Implementing Cloud Storage with OpenStack Swift (2014)

Chapter 7. Tuning Your Swift Installation

OpenStack Swift's tremendous flexibility comes at a cost—it has a very large number of tuning options. Therefore, users utilizing Swift as a private cloud will need to tune their installation to optimize performance, durability, and availability for their unique workload. This chapter walks you through a performance benchmarking tool and the basics mechanisms available to tune your Swift cluster.

Performance benchmarking

There are several tools that can be used to benchmark the performance of your Swift cluster against a specific workload. COSBench, ssbench, and swift-bench are the most popular tools available. While swift-bench (https://pypi.python.org/pypi/swift-bench/1.0) used to be a part of the Swift project, and is therefore a common default benchmarking tool, this chapter discusses COSBench, given its completeness and the availability of graphical user interfaces with this tool.

COSBench is an open source distributed performance benchmarking tool for object storage systems. It is developed and maintained by Intel. COSBench supports a variety of object storage systems, including OpenStack Swift.
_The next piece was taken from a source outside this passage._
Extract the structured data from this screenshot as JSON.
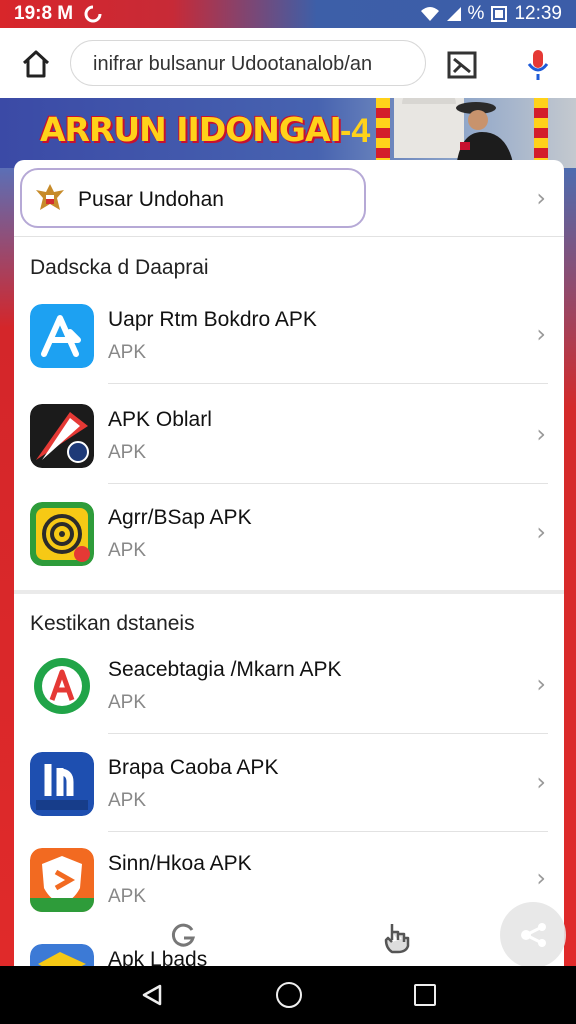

The physical configuration of COSBench is shown in the following diagram:

Performance benchmarking

The key components of COSBench are:

· Driver (also referred to as COSBench driver or load generator):

· Responsible for workload generation, issuing operations to target cloud object storage, and collecting performance statistics

· In our test environment, the drivers were accessed via http://10.27.128.14:18088/driver/index.html and http://10.27.128.15:18088/driver/index.html

· Controller (also referred to as COSBench controller):

· Responsible for coordinating drivers to collectively execute a workload, collecting and aggregating runtime status or benchmark results from driver instances, and accepting workload submissions

· In our environment, the controller was accessed via http://10.27.128.14:19088/controller/index.html

A critical item to keep in mind as we start with COSBench is to ensure that the driver and controller machines do not inadvertently become performance bottlenecks. These nodes need to have adequate resources.

Next, the benchmark parameters are tied closely to your use case, and they need to be set accordingly. Chapter 8, Additional Resources, explores use cases in more detail, but a couple of benchmark-related examples are as follows:

· Audio file sharing and collaboration: This is a warm data use case, where you may want to set the ratio of read requests to write requests as relatively high, for example, 80 percent. The access rate for containers and objects may be relatively small (in tens of requests per second) with rather large objects (say a size of hundreds of MB or larger per object).

· Document archiving: This is a somewhat cold data use case, where you may want to set a relatively low read request to write request ratio, for example, 5 percent. The access rate for containers and objects may be high (in hundreds of requests per second) with medium size objects (say a size of 5 MB per object).

Keep these use cases in mind as we proceed.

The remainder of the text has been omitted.